Reputation: 3
I'm trying to create a login for a homepage with react and node, with user details from a hard-coded database. The node backend recognises the json password and email, but I can't get the code to send the data back to the frontend to sign in.
I've tested the backend with postman to ensure I can fetch the data.
node server:
app.post('/signin', (req, res) => {
if(req.body.email === database.users[0].email &&
req.body.password === database.users[0].password) {
res.json('success');
}
else {
res.status(400).json('error logging in');
}
})
react
class Signin extends React.Component {
constructor(props) {
super(props);
this.state = {
signInEmail: '',
signInPassword: ''
}
}
onSubmitSignIn = () => {
fetch('http://localhost:5000/signin', {
method: 'post',
headers: {'Content-Type': 'application/json'},
body: JSON.stringify({
email: this.state.signInEmail,
password: this.state.signInPassword
})
})
.then(user => {
if (user.id) {
this.props.loadUser(user)
this.props.onRouteChange('home');
}
})
}
database:
const database = {
users: [
{
id: '123',
name: 'andrew',
email: 'andrew@outlook',
password: 'p',
entries: 0,
joined: new Date()
},
{
id: '124',
name: 'sally',
email:' sally@outlook',
password: 'bananas',
entries: 0,
joined: new Date()
},
],
}
It works when I remove the .then(user =>)
call and go straight to this.props.onRouteChange('home')
, but remains on the signin page otherwise.

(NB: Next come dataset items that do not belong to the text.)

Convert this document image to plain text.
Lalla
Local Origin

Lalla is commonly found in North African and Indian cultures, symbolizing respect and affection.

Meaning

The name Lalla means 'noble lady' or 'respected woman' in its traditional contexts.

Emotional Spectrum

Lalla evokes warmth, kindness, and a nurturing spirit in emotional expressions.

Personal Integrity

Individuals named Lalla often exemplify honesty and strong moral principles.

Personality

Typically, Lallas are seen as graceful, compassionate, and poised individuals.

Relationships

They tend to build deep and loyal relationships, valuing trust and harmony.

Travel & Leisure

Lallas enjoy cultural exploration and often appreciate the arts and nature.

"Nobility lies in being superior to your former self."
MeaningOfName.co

It's driving me nuts, any help appreciated.
Upvotes: 0
Views: 1269
Reputation: 1728
Welcome to stackoverflow!
I think you're not sending the correct data back to the frontend or checking for the wrong data.
Your nodeJS application sends either
res.json('success');
or
res.status(400).json('error logging in');
So no matter what you're sending back a string. But on the frontend you're checking for an id
attribute on the response:
.then(user => {
if (user.id) {
this.props.loadUser(user)
this.props.onRouteChange('home');
}
})
Your user
is a response object you get after fetch
. If you rename the user
to response
and call response.json()
you can add another .then(json => {...}
where you can check your json object to be one of the strings you send by your nodeJS backend.